I have no idea why this happens on george's box.
Are there any updates to this one? I am also unable to reproduce it here.
Just tried again and I still see the same as comment #10. I haven't done any significant updates since then. If anyone has any ideas that they want me to check then let me know. Otherwise I'm due an update once I can make enough time to update and test a gash box - I can't afford to wreck this one and I'm too cowardly/sensible to try significant updates to gnome and OOo (at least) without testing first.
What kernel are you currently running and experiencing the problem on?

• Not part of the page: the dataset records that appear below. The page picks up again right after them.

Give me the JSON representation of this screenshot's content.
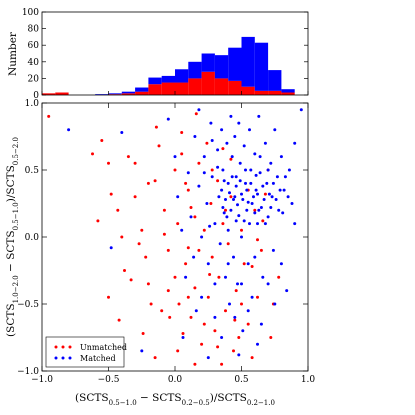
{
  "chart_data": [
    {
      "type": "bar",
      "subtype": "histogram",
      "bin_edges": [
        -1.0,
        -0.9,
        -0.8,
        -0.7,
        -0.6,
        -0.5,
        -0.4,
        -0.3,
        -0.2,
        -0.1,
        0.0,
        0.1,
        0.2,
        0.3,
        0.4,
        0.5,
        0.6,
        0.7,
        0.8,
        0.9,
        1.0
      ],
      "series": [
        {
          "name": "Matched",
          "color": "#0000ff",
          "values": [
            0,
            0,
            0,
            0,
            1,
            1,
            2,
            5,
            8,
            8,
            16,
            20,
            22,
            28,
            40,
            60,
            58,
            25,
            4,
            0
          ]
        },
        {
          "name": "Unmatched",
          "color": "#ff0000",
          "values": [
            2,
            3,
            0,
            0,
            0,
            1,
            2,
            4,
            13,
            15,
            15,
            20,
            28,
            20,
            17,
            10,
            5,
            5,
            3,
            0
          ]
        }
      ],
      "stacked": true,
      "ylabel": "Number",
      "ylim": [
        0,
        100
      ],
      "yticks": [
        "0",
        "20",
        "40",
        "60",
        "80",
        "100"
      ],
      "xlim": [
        -1.0,
        1.0
      ]
    },
    {
      "type": "scatter",
      "xlabel": "(SCTS$_{0.5-1.0}$ − SCTS$_{0.2-0.5}$)/SCTS$_{0.2-1.0}$",
      "ylabel": "(SCTS$_{1.0-2.0}$ − SCTS$_{0.5-1.0}$)/SCTS$_{0.5-2.0}$",
      "xlim": [
        -1.0,
        1.0
      ],
      "ylim": [
        -1.0,
        1.0
      ],
      "xticks": [
        "−1.0",
        "−0.5",
        "0.0",
        "0.5",
        "1.0"
      ],
      "yticks": [
        "−1.0",
        "−0.5",
        "0.0",
        "0.5",
        "1.0"
      ],
      "legend_position": "bottom-left",
      "series": [
        {
          "name": "Unmatched",
          "color": "#ff0000",
          "points": [
            [
              -0.95,
              0.9
            ],
            [
              -0.55,
              0.72
            ],
            [
              -0.5,
              0.55
            ],
            [
              -0.48,
              0.32
            ],
            [
              -0.43,
              0.2
            ],
            [
              -0.4,
              0.0
            ],
            [
              -0.38,
              -0.25
            ],
            [
              -0.5,
              -0.45
            ],
            [
              -0.62,
              0.62
            ],
            [
              -0.3,
              0.55
            ],
            [
              -0.3,
              0.3
            ],
            [
              -0.25,
              0.05
            ],
            [
              -0.22,
              -0.15
            ],
            [
              -0.2,
              -0.35
            ],
            [
              -0.18,
              -0.5
            ],
            [
              -0.15,
              0.42
            ],
            [
              -0.12,
              0.68
            ],
            [
              -0.08,
              0.2
            ],
            [
              -0.05,
              -0.1
            ],
            [
              -0.04,
              -0.6
            ],
            [
              0.0,
              0.5
            ],
            [
              0.0,
              -0.3
            ],
            [
              0.02,
              0.1
            ],
            [
              0.03,
              -0.5
            ],
            [
              0.05,
              0.62
            ],
            [
              0.08,
              -0.2
            ],
            [
              0.1,
              0.35
            ],
            [
              0.1,
              -0.08
            ],
            [
              0.12,
              -0.6
            ],
            [
              0.15,
              0.15
            ],
            [
              0.15,
              -0.38
            ],
            [
              0.18,
              0.55
            ],
            [
              0.2,
              -0.8
            ],
            [
              0.22,
              0.05
            ],
            [
              0.25,
              -0.45
            ],
            [
              0.27,
              0.25
            ],
            [
              0.28,
              -0.15
            ],
            [
              0.3,
              -0.7
            ],
            [
              0.32,
              0.42
            ],
            [
              0.33,
              -0.3
            ],
            [
              0.36,
              0.1
            ],
            [
              0.38,
              -0.55
            ],
            [
              0.4,
              -0.05
            ],
            [
              0.42,
              0.3
            ],
            [
              0.44,
              -0.85
            ],
            [
              0.46,
              -0.4
            ],
            [
              0.5,
              0.05
            ],
            [
              0.52,
              -0.2
            ],
            [
              0.55,
              -0.65
            ],
            [
              0.6,
              0.2
            ],
            [
              0.62,
              -0.45
            ],
            [
              0.65,
              -0.1
            ],
            [
              0.7,
              0.5
            ],
            [
              0.72,
              -0.75
            ],
            [
              0.78,
              -0.3
            ],
            [
              -0.1,
              -0.55
            ],
            [
              -0.35,
              0.6
            ],
            [
              -0.15,
              -0.9
            ],
            [
              0.05,
              0.78
            ],
            [
              0.15,
              -0.95
            ],
            [
              0.24,
              0.7
            ],
            [
              -0.27,
              -0.05
            ],
            [
              0.35,
              -0.95
            ],
            [
              0.48,
              -0.75
            ],
            [
              0.58,
              -0.9
            ],
            [
              0.68,
              0.32
            ],
            [
              -0.2,
              0.4
            ],
            [
              0.08,
              0.4
            ],
            [
              0.18,
              -0.1
            ],
            [
              0.28,
              0.5
            ],
            [
              -0.05,
              -0.4
            ],
            [
              0.38,
              0.2
            ],
            [
              0.45,
              -0.62
            ],
            [
              0.55,
              0.35
            ],
            [
              -0.08,
              0.02
            ],
            [
              0.12,
              0.22
            ],
            [
              0.22,
              -0.65
            ],
            [
              0.32,
              -0.82
            ],
            [
              0.02,
              -0.85
            ],
            [
              0.62,
              -0.02
            ],
            [
              0.74,
              -0.5
            ],
            [
              -0.42,
              -0.62
            ],
            [
              -0.33,
              -0.32
            ],
            [
              -0.58,
              0.12
            ],
            [
              0.42,
              0.58
            ],
            [
              0.06,
              -0.72
            ],
            [
              0.26,
              -0.28
            ],
            [
              0.36,
              0.66
            ],
            [
              -0.14,
              0.82
            ],
            [
              0.5,
              -0.5
            ],
            [
              0.58,
              -0.22
            ],
            [
              0.66,
              0.12
            ],
            [
              0.16,
              0.92
            ],
            [
              -0.24,
              -0.72
            ],
            [
              0.1,
              -0.45
            ]
          ]
        },
        {
          "name": "Matched",
          "color": "#0000ff",
          "points": [
            [
              -0.8,
              0.8
            ],
            [
              -0.05,
              0.88
            ],
            [
              0.0,
              0.6
            ],
            [
              0.02,
              0.3
            ],
            [
              0.05,
              0.05
            ],
            [
              0.08,
              -0.3
            ],
            [
              0.1,
              0.48
            ],
            [
              0.12,
              0.15
            ],
            [
              0.14,
              -0.15
            ],
            [
              0.15,
              0.75
            ],
            [
              0.18,
              0.38
            ],
            [
              0.2,
              0.0
            ],
            [
              0.2,
              -0.45
            ],
            [
              0.22,
              0.6
            ],
            [
              0.24,
              0.25
            ],
            [
              0.25,
              -0.2
            ],
            [
              0.27,
              0.85
            ],
            [
              0.28,
              0.45
            ],
            [
              0.3,
              0.1
            ],
            [
              0.3,
              -0.6
            ],
            [
              0.32,
              0.65
            ],
            [
              0.33,
              0.3
            ],
            [
              0.34,
              -0.05
            ],
            [
              0.35,
              0.8
            ],
            [
              0.36,
              0.5
            ],
            [
              0.37,
              0.18
            ],
            [
              0.38,
              -0.3
            ],
            [
              0.39,
              0.7
            ],
            [
              0.4,
              0.4
            ],
            [
              0.4,
              0.05
            ],
            [
              0.41,
              -0.5
            ],
            [
              0.42,
              0.9
            ],
            [
              0.43,
              0.6
            ],
            [
              0.44,
              0.28
            ],
            [
              0.44,
              -0.15
            ],
            [
              0.45,
              0.75
            ],
            [
              0.46,
              0.45
            ],
            [
              0.46,
              0.12
            ],
            [
              0.47,
              -0.35
            ],
            [
              0.48,
              0.85
            ],
            [
              0.49,
              0.55
            ],
            [
              0.5,
              0.32
            ],
            [
              0.5,
              0.0
            ],
            [
              0.51,
              -0.7
            ],
            [
              0.52,
              0.68
            ],
            [
              0.53,
              0.4
            ],
            [
              0.54,
              0.2
            ],
            [
              0.55,
              -0.2
            ],
            [
              0.56,
              0.8
            ],
            [
              0.57,
              0.5
            ],
            [
              0.58,
              0.25
            ],
            [
              0.58,
              -0.45
            ],
            [
              0.6,
              0.62
            ],
            [
              0.61,
              0.35
            ],
            [
              0.62,
              0.1
            ],
            [
              0.63,
              0.9
            ],
            [
              0.64,
              0.48
            ],
            [
              0.65,
              0.22
            ],
            [
              0.66,
              -0.3
            ],
            [
              0.68,
              0.7
            ],
            [
              0.69,
              0.4
            ],
            [
              0.7,
              0.15
            ],
            [
              0.72,
              0.55
            ],
            [
              0.73,
              0.3
            ],
            [
              0.74,
              -0.1
            ],
            [
              0.75,
              0.8
            ],
            [
              0.77,
              0.45
            ],
            [
              0.78,
              0.2
            ],
            [
              0.8,
              0.6
            ],
            [
              0.82,
              0.35
            ],
            [
              0.84,
              -0.4
            ],
            [
              0.86,
              0.5
            ],
            [
              0.88,
              0.25
            ],
            [
              0.9,
              0.7
            ],
            [
              0.35,
              0.35
            ],
            [
              0.36,
              0.22
            ],
            [
              0.37,
              0.42
            ],
            [
              0.38,
              0.28
            ],
            [
              0.39,
              0.15
            ],
            [
              0.41,
              0.33
            ],
            [
              0.42,
              0.2
            ],
            [
              0.43,
              0.45
            ],
            [
              0.45,
              0.3
            ],
            [
              0.46,
              0.38
            ],
            [
              0.47,
              0.24
            ],
            [
              0.48,
              0.16
            ],
            [
              0.49,
              0.42
            ],
            [
              0.51,
              0.28
            ],
            [
              0.52,
              0.12
            ],
            [
              0.53,
              0.5
            ],
            [
              0.54,
              0.35
            ],
            [
              0.55,
              0.26
            ],
            [
              0.56,
              0.1
            ],
            [
              0.57,
              0.4
            ],
            [
              0.59,
              0.3
            ],
            [
              0.6,
              0.18
            ],
            [
              0.61,
              0.46
            ],
            [
              0.62,
              0.32
            ],
            [
              0.63,
              0.2
            ],
            [
              0.64,
              0.6
            ],
            [
              0.66,
              0.38
            ],
            [
              0.67,
              0.28
            ],
            [
              0.68,
              0.1
            ],
            [
              0.7,
              0.5
            ],
            [
              0.71,
              0.32
            ],
            [
              0.72,
              0.22
            ],
            [
              0.74,
              0.4
            ],
            [
              0.76,
              0.28
            ],
            [
              0.79,
              0.35
            ],
            [
              0.81,
              0.18
            ],
            [
              0.83,
              0.45
            ],
            [
              0.85,
              0.3
            ],
            [
              0.4,
              -0.2
            ],
            [
              0.45,
              -0.6
            ],
            [
              0.5,
              -0.35
            ],
            [
              0.55,
              -0.55
            ],
            [
              0.6,
              -0.15
            ],
            [
              0.65,
              -0.65
            ],
            [
              0.7,
              -0.35
            ],
            [
              0.75,
              -0.5
            ],
            [
              0.3,
              -0.35
            ],
            [
              0.35,
              -0.75
            ],
            [
              0.25,
              -0.9
            ],
            [
              0.48,
              -0.88
            ],
            [
              0.62,
              -0.8
            ],
            [
              0.8,
              -0.2
            ],
            [
              0.9,
              0.1
            ],
            [
              0.95,
              0.95
            ],
            [
              -0.4,
              0.78
            ],
            [
              -0.25,
              -0.85
            ],
            [
              -0.48,
              -0.08
            ],
            [
              0.18,
              0.95
            ],
            [
              0.28,
              0.72
            ],
            [
              0.22,
              0.48
            ],
            [
              0.32,
              0.52
            ],
            [
              0.26,
              0.08
            ],
            [
              0.16,
              -0.55
            ],
            [
              0.06,
              -0.75
            ]
          ]
        }
      ]
    }
  ]
}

As I said in comment #10, 2.6.0-gentoo-r1 ;)
That kernel is _very_ old, please upgrade it and see if it still happens on 2.6.5
I've now updated to 2.6.5-gentoo-r1. No other updates so we stand a chance of finding this. Exactly the same within 4 hours of rebooting (check is cron.hourly so I can't be more precise). The zombie is still netstat and apart from the pid everything is the same as comment #5. I'm still nowhere near ready for the real upgrade to this laptop so I'm still happy to try updating specific packages or other tests.

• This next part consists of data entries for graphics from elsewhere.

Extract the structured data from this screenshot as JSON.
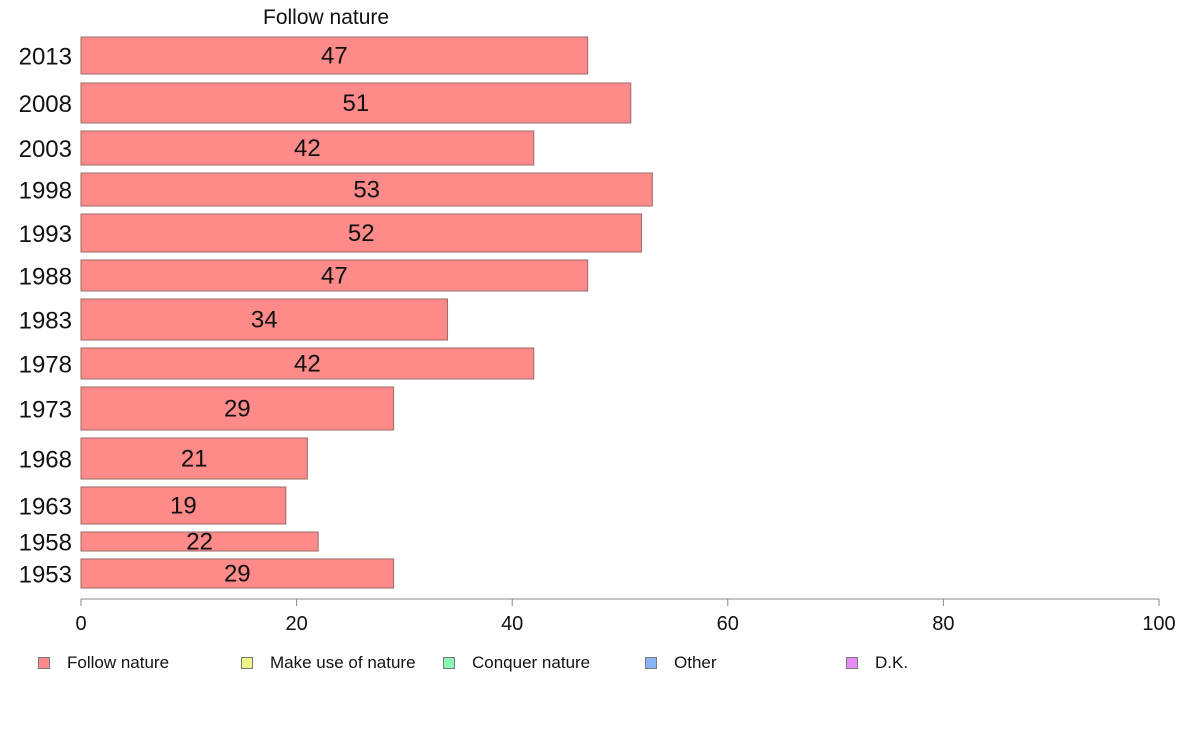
{
  "chart_data": {
    "type": "bar",
    "orientation": "horizontal",
    "title": "Follow nature",
    "categories": [
      "2013",
      "2008",
      "2003",
      "1998",
      "1993",
      "1988",
      "1983",
      "1978",
      "1973",
      "1968",
      "1963",
      "1958",
      "1953"
    ],
    "series": [
      {
        "name": "Follow nature",
        "color": "#ff8a8a",
        "values": [
          47,
          51,
          42,
          53,
          52,
          47,
          34,
          42,
          29,
          21,
          19,
          22,
          29
        ]
      }
    ],
    "xlabel": "",
    "ylabel": "",
    "xlim": [
      0,
      100
    ],
    "xticks": [
      0,
      20,
      40,
      60,
      80,
      100
    ],
    "grid": false,
    "legend": {
      "position": "bottom",
      "entries": [
        {
          "label": "Follow nature",
          "color": "#ff8a8a"
        },
        {
          "label": "Make use of nature",
          "color": "#eef58a"
        },
        {
          "label": "Conquer nature",
          "color": "#8af5b4"
        },
        {
          "label": "Other",
          "color": "#8ab4f5"
        },
        {
          "label": "D.K.",
          "color": "#e88af5"
        }
      ]
    }
  }
}
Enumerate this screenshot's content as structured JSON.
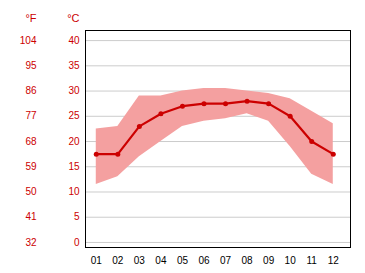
{
  "chart_data": {
    "type": "line",
    "x": [
      1,
      2,
      3,
      4,
      5,
      6,
      7,
      8,
      9,
      10,
      11,
      12
    ],
    "series": [
      {
        "type": "band",
        "color": "#f4a0a0",
        "low": [
          11.5,
          13.0,
          17.0,
          20.0,
          23.0,
          24.0,
          24.5,
          25.5,
          24.0,
          19.0,
          13.5,
          11.5
        ],
        "high": [
          22.5,
          23.0,
          29.0,
          29.0,
          30.0,
          30.5,
          30.5,
          30.0,
          29.5,
          28.5,
          26.0,
          23.5
        ]
      },
      {
        "type": "line",
        "color": "#cc0000",
        "marker": "circle",
        "values": [
          17.5,
          17.5,
          23.0,
          25.5,
          27.0,
          27.5,
          27.5,
          28.0,
          27.5,
          25.0,
          20.0,
          17.5
        ]
      }
    ],
    "xlim": [
      0.5,
      12.8
    ],
    "xticks": [
      {
        "value": 1,
        "label": "01"
      },
      {
        "value": 2,
        "label": "02"
      },
      {
        "value": 3,
        "label": "03"
      },
      {
        "value": 4,
        "label": "04"
      },
      {
        "value": 5,
        "label": "05"
      },
      {
        "value": 6,
        "label": "06"
      },
      {
        "value": 7,
        "label": "07"
      },
      {
        "value": 8,
        "label": "08"
      },
      {
        "value": 9,
        "label": "09"
      },
      {
        "value": 10,
        "label": "10"
      },
      {
        "value": 11,
        "label": "11"
      },
      {
        "value": 12,
        "label": "12"
      }
    ],
    "ylabel": "°C",
    "ylim": [
      -1,
      42
    ],
    "yticks": [
      0,
      5,
      10,
      15,
      20,
      25,
      30,
      35,
      40
    ],
    "y2label": "°F",
    "y2lim": [
      30.2,
      107.6
    ],
    "y2ticks": [
      32,
      41,
      50,
      59,
      68,
      77,
      86,
      95,
      104
    ],
    "grid": true
  }
}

george, this happens with coreutils-5.2.0 as well? Please try that, while I put 5.2.1 into portage
Updated to coreutile-5.2.0-r2. No other changes, no logout/login, or reboot to make sure I kept my zombie. Output of du -shx /* is now more sensible .... <snip> 342M /opt du: `/proc/7988/task': No such file or directory du: `/proc/7988/fd': No such file or directory 260M /proc 116K /root <snip> ls also gives errors for the missing directories above, and also gives errors for the broken links which are still there... ls -l /proc/7988 ls: cannot read symbolic link /proc/7988/cwd: No such file or directory ls: cannot read symbolic link /proc/7988/root: No such file or directory ls: cannot read symbolic link /proc/7988/exe: No such file or directory I'm not sure if du should report these as errors so I just offer the observation that they also don't show as errors even with du -a. I'm also left with the question whether a zombie should leave broken links in /proc. Is this reasonable or broken? fwiw, the parent of the zombie netstat process is galeon-bin and I'm running 1.3.12. I'll add another comment if anything changes next time I logout/login or reboot.
I'm closing this due to oldness of bug, and the fact that it isn't a kernel issue.